‘Tesla’: Flashes of brilliance seen from a director portraying lifetimes of brilliance from inventors
If you don’t think too deeply about it, there’s plenty to celebrate in director Michael Almereyda’s latest venture, “Tesla.” Reuniting him with his 2000 “Hamlet” cast with Ethan Hawke playing Nikola Tesla and Kyle MacLachlan as Thomas Edison, the artifice of “Tesla” is dizzyingly distracting, with stripped down effects doing much to fool us into believing the film offers greater depth than it delivers. It’s a pretty slideshow, and little else.
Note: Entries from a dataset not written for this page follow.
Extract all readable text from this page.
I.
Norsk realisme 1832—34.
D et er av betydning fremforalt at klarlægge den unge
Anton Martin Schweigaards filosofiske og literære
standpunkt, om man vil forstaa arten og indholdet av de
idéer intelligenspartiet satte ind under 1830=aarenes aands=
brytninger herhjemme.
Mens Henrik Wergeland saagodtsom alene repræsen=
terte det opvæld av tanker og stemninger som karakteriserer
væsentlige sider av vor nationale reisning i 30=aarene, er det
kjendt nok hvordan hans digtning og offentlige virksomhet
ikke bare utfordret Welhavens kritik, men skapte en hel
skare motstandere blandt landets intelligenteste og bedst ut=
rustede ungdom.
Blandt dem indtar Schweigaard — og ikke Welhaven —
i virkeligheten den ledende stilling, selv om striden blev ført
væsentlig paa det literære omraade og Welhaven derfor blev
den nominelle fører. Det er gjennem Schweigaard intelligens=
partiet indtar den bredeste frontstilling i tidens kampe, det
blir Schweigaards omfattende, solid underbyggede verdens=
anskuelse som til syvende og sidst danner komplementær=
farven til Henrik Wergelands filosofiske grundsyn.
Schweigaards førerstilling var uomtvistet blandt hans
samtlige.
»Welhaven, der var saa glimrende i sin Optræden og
Not so interested in delving further than the surface of a puddle into the psyches of these brilliant men and their burdens, “Tesla” is too caught up in its own tricks to elevate a story.
Focusing on the visionary’s life as Tesla struggles to bring an electrical innovation to life, the film jumps through time periods, interrupting scenes with dream sequences and relying on an abundance of surrealism that feels worn out by the end. The film is both too expansive and too sparse – it spreads itself thin by the end with all it was trying to do, the best portions being when Tesla is battling against someone else, be it MacLachlan’s Edison or Jim Gaffigan’s George Westinghouse. A shame, since the facts of these men’s lives are more than intriguing, something the film capitalizes on by allowing its character Anne Morgan (Eve Hewson) to be a fourth-wall breaker, narrating the film with asides on what made the characters tick and what would show up if you googled them.
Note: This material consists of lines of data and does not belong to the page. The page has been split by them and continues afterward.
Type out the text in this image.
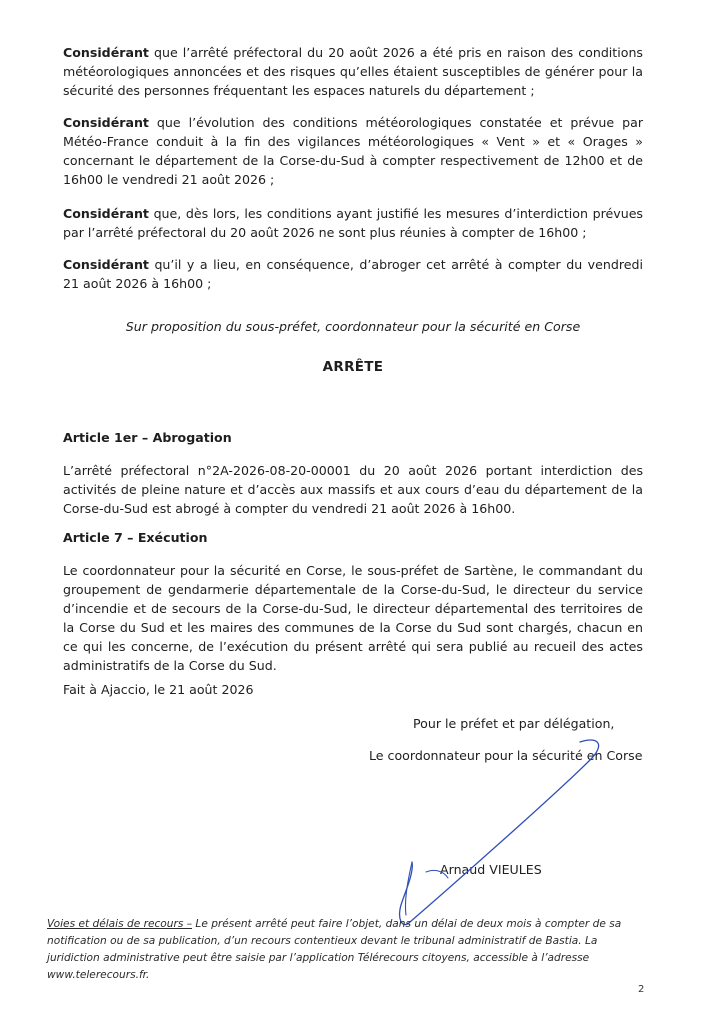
Considérant que l’arrêté préfectoral du 20 août 2026 a été pris en raison des conditions météorologiques annoncées et des risques qu’elles étaient susceptibles de générer pour la sécurité des personnes fréquentant les espaces naturels du département ;

Considérant que l’évolution des conditions météorologiques constatée et prévue par Météo-France conduit à la fin des vigilances météorologiques « Vent » et « Orages » concernant le département de la Corse-du-Sud à compter respectivement de 12h00 et de 16h00 le vendredi 21 août 2026 ;

Considérant que, dès lors, les conditions ayant justifié les mesures d’interdiction prévues par l’arrêté préfectoral du 20 août 2026 ne sont plus réunies à compter de 16h00 ;

Considérant qu’il y a lieu, en conséquence, d’abroger cet arrêté à compter du vendredi 21 août 2026 à 16h00 ;

Sur proposition du sous-préfet, coordonnateur pour la sécurité en Corse

ARRÊTE

Article 1er – Abrogation

L’arrêté préfectoral n°2A-2026-08-20-00001 du 20 août 2026 portant interdiction des activités de pleine nature et d’accès aux massifs et aux cours d’eau du département de la Corse-du-Sud est abrogé à compter du vendredi 21 août 2026 à 16h00.

Article 7 – Exécution

Le coordonnateur pour la sécurité en Corse, le sous-préfet de Sartène, le commandant du groupement de gendarmerie départementale de la Corse-du-Sud, le directeur du service d’incendie et de secours de la Corse-du-Sud, le directeur départemental des territoires de la Corse du Sud et les maires des communes de la Corse du Sud sont chargés, chacun en ce qui les concerne, de l’exécution du présent arrêté qui sera publié au recueil des actes administratifs de la Corse du Sud.

Fait à Ajaccio, le 21 août 2026

Pour le préfet et par délégation,

Le coordonnateur pour la sécurité en Corse

Arnaud VIEULES

Voies et délais de recours – Le présent arrêté peut faire l’objet, dans un délai de deux mois à compter de sa notification ou de sa publication, d’un recours contentieux devant le tribunal administratif de Bastia. La juridiction administrative peut être saisie par l’application Télérecours citoyens, accessible à l’adresse www.telerecours.fr.

2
A passion project for Almereyda (whose most recent project was the Jon Hamm-led “Marjorie Prime,” but has been directing since the late 1980s) and an updated version of the first script he wrote, “Tesla” reveals a definite spark behind the camera. His skills at telling a big story in small spaces is evident, especially in the inventive earlier sequences, electric reimaginings of the teamwork and rivalry between Tesla and Edison – such as a conversation with the two holding ice cream cones. Later there’s a moment where a meeting between the two is cut short with Edison ordering a slice of pie, lighting a cigar and pulling out an anachronistic cellphone. Even more impactful are moments of true historic weight, when we’re reminded that although these men were undoubtedly geniuses, their brains led to deadly and dangerous creations such as the electric chair. There’s a marriage somewhere to be found between that earlier silliness and the latter gravity, but it’s missing a link between those moods to make the film into something cohesive, a dissonance that keeps “Tesla” from sticking its landing.
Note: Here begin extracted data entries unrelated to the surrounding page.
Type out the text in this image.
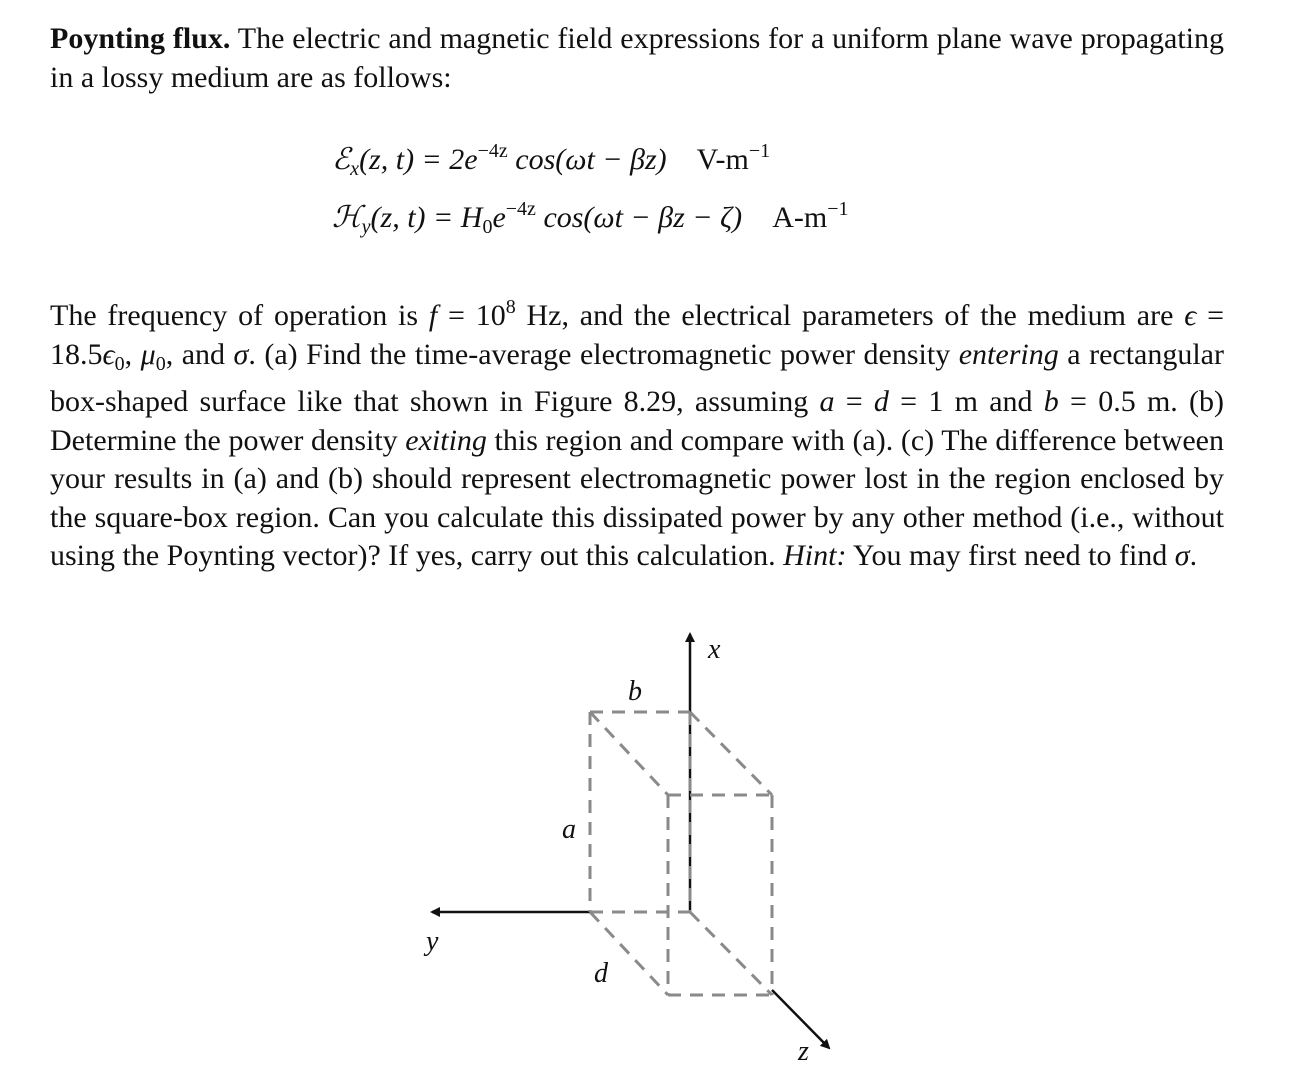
Poynting flux. The electric and magnetic field expressions for a uniform plane wave propagating in a lossy medium are as follows:
ℰ$_x$(z, $t) = 2e^{-4z}$ cos(ωt − βz) $V-m^{-1}$
ℋ$_y$(z, $t) = H_0e^{-4z}$ cos(ωt − βz − ζ) $A-m^{-1}$
The frequency of operation is $f = 10^8$ Hz, and the electrical parameters of the medium are $\epsilon = 18.5\epsilon_0$, $\mu_0$, and σ. (a) Find the time-average electromagnetic power density entering a rectangular box-shaped surface like that shown in Figure 8.29, assuming a = d = 1 m and b = 0.5 m. (b) Determine the power density exiting this region and compare with (a). (c) The difference between your results in (a) and (b) should represent electromagnetic power lost in the region enclosed by the square-box region. Can you calculate this dissipated power by any other method (i.e., without using the Poynting vector)? If yes, carry out this calculation. Hint: You may first need to find σ.
x
y
z
a
b
d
“Tesla” so desperately wants to break the mold of the standard biopic framework, and with its deliberate, direct-to-camera narration and clever use of modern technology it comes close. But it’s never as weird as either Almereyda thinks or, even more damning, as weird as it easily could have been. The film isn’t without beauty, though, from a color-soaked segment spent in Colorado where Tesla seeks higher altitude for lightning, or a blink of a romance visualized through morse code. But the creativity comes in flashes.
Hawke delivers as well as ever, despite being given the least amount to work with. A karaoke sequence in which he desperately sings the Tears for Fears song “Everybody Wants to Rule the World” is a standout, chilling in his delivery and leaving us perplexed that it’s happening at all. MacLachlan has better luck, playing both subdued and larger than life as Edison, a figure whose shadow looms over practically every scene of the film. Gaffigan is similarly good in his brief scenes as Westinghouse. Hawke’s is the only performance overwhelmed by the flailing spectacle around him, and it’s in his quieter, introspective scenes that he truly sinks into the role.
Almereyda is known for pushing boundaries on film structure, with a willingness to play with narrative and expectations that can be thrilling when his lightning strikes. “Tesla” is simply too messy. There’s plenty to say about human nature and about capitalism’s claws and the correlation between past and present, but there’s too much getting in the way of the story. It’s pretty, but frustratingly hollow.